The men stop by a roadside store each buying tortillas, or maybe a lonche (Mexican-style submarine sandwich) and some bananas, then pool the rest of the money in their pockets to buy as many cans of beer as possible. Those they'll drink at sunset, after their climb down from the mountain, exhausted, and with their clothing shredded into tatters by the rocks.

I know about these traditions because at my insistence, I had been invited along. I had visions of seeing the giant trees I had heard about, and maybe a wild boar or fox. At the last minute we made a wise decision, and Teo and I followed the main group in my pickup. It was a long, rough and exhausting drive over forbidding terrain following the other men into the high Sierras. The shocks had long since been destroyed in the truck I was following. I watch with concern the younger men in the back of the truck being ruthlessly tossed around like so many sacks of potatoes.

I tried to take my mind off their torture as we listened to "Rocky Mountain High "on the stereo. Teo dozed in his cozy seat beside me. When we arrived at the end of the road, the bunch in the lead truck all jumped out, unloaded the metal detector, too heavy for two men to carry, various bars, picks and shovels, and, of course backpacks to carry out the gold coins.

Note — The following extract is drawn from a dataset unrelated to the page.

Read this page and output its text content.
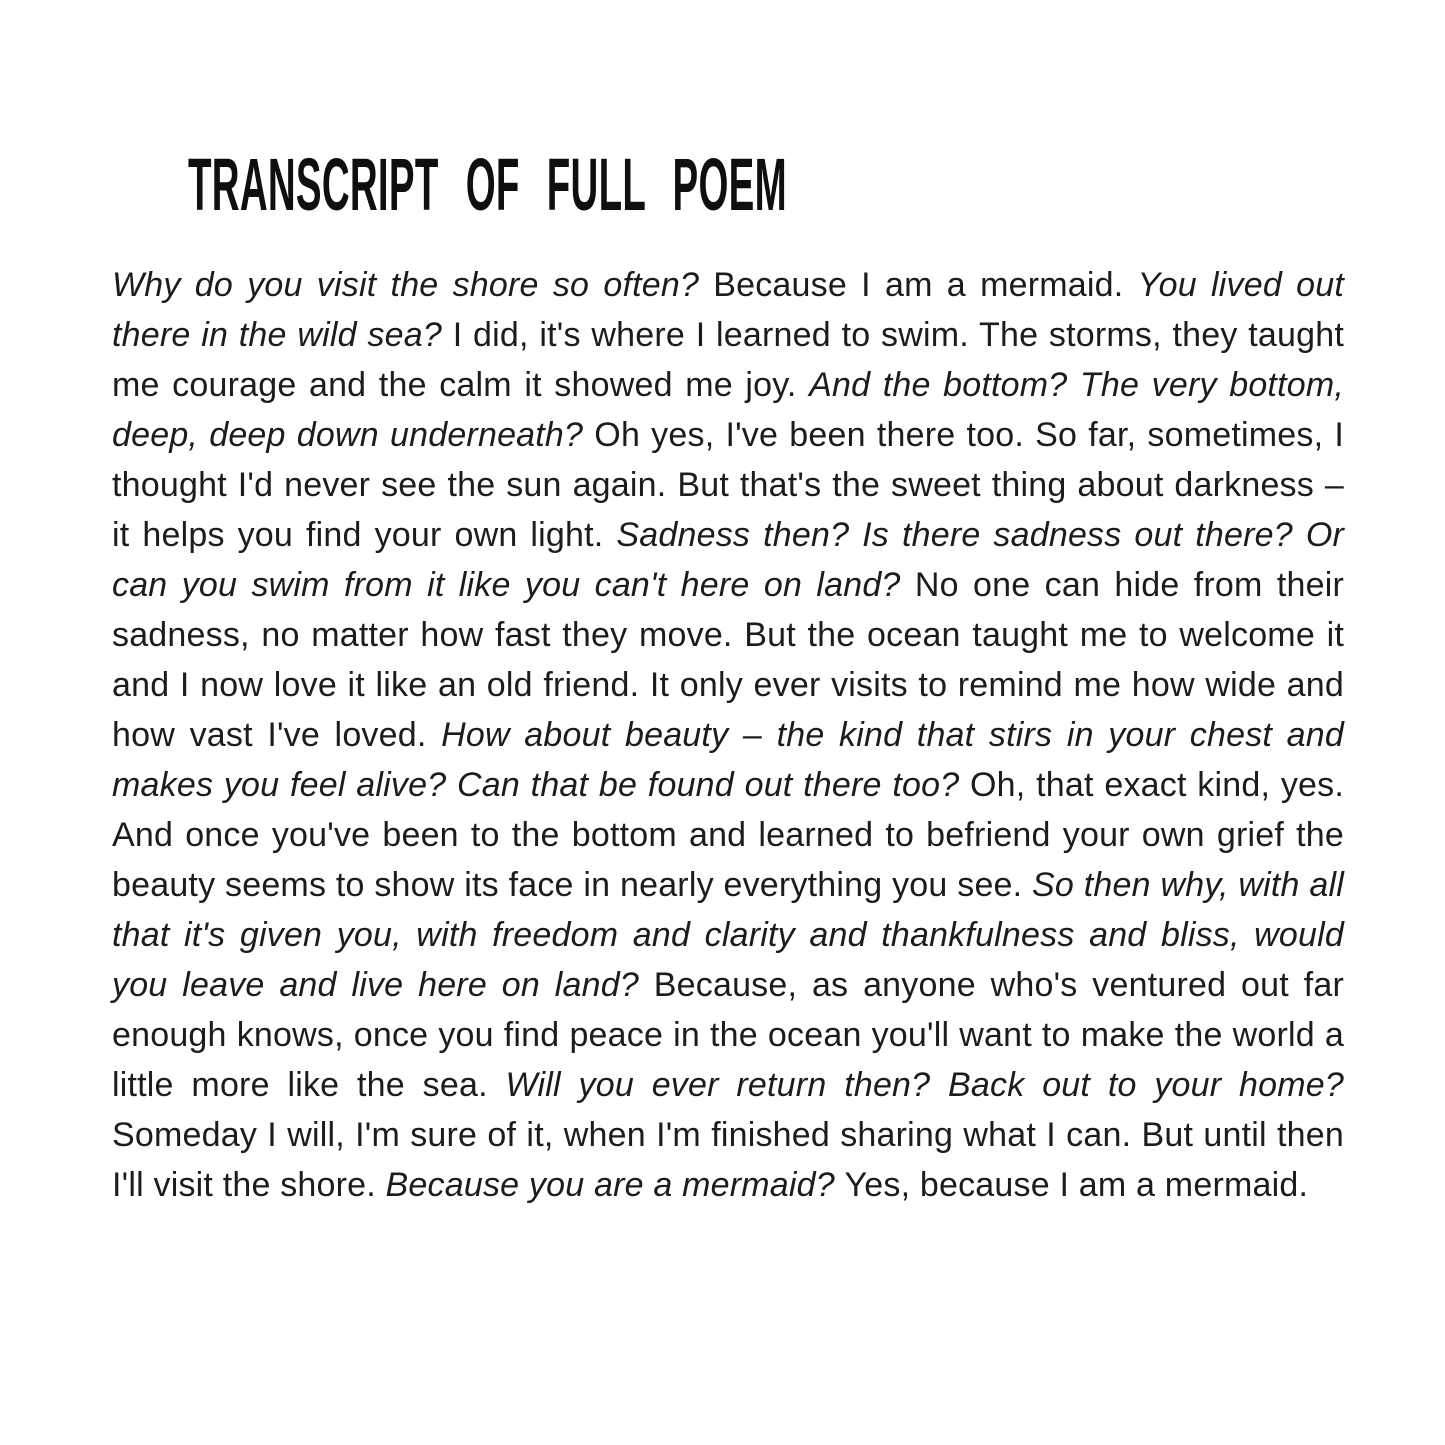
TRANSCRIPT OF FULL POEM

Why do you visit the shore so often? Because I am a mermaid. You lived out there in the wild sea? I did, it's where I learned to swim. The storms, they taught me courage and the calm it showed me joy. And the bottom? The very bottom, deep, deep down underneath? Oh yes, I've been there too. So far, sometimes, I thought I'd never see the sun again. But that's the sweet thing about darkness – it helps you find your own light. Sadness then? Is there sadness out there? Or can you swim from it like you can't here on land? No one can hide from their sadness, no matter how fast they move. But the ocean taught me to welcome it and I now love it like an old friend. It only ever visits to remind me how wide and how vast I've loved. How about beauty – the kind that stirs in your chest and makes you feel alive? Can that be found out there too? Oh, that exact kind, yes. And once you've been to the bottom and learned to befriend your own grief the beauty seems to show its face in nearly everything you see. So then why, with all that it's given you, with freedom and clarity and thankfulness and bliss, would you leave and live here on land? Because, as anyone who's ventured out far enough knows, once you find peace in the ocean you'll want to make the world a little more like the sea. Will you ever return then? Back out to your home? Someday I will, I'm sure of it, when I'm finished sharing what I can. But until then I'll visit the shore. Because you are a mermaid? Yes, because I am a mermaid.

The terrain was rough and they headed straight up the face of the mountain. "How long before we reach the hideout," I said after walking a few hundred yards. The men just smiled.

It was about at that point that I realized I barely had enough energy left to drive back home, and needed to leave — soon. As I drove, I ate my banana and a bag of bean tacos.

Back at home, wiping the salsa off my face, I went straight back to bed and fell asleep thinking of alternate plans to join in the adventure. I dreamt of talking orchids, lips wavering in the breeze, and of foxes winking as they very curiously observed us, in all of our strangeness.

We are the blessed, embraced by the incredible verdant forest that rises up, just beyond us, those of us lucky enough to live on the shores of Lake of Chapala.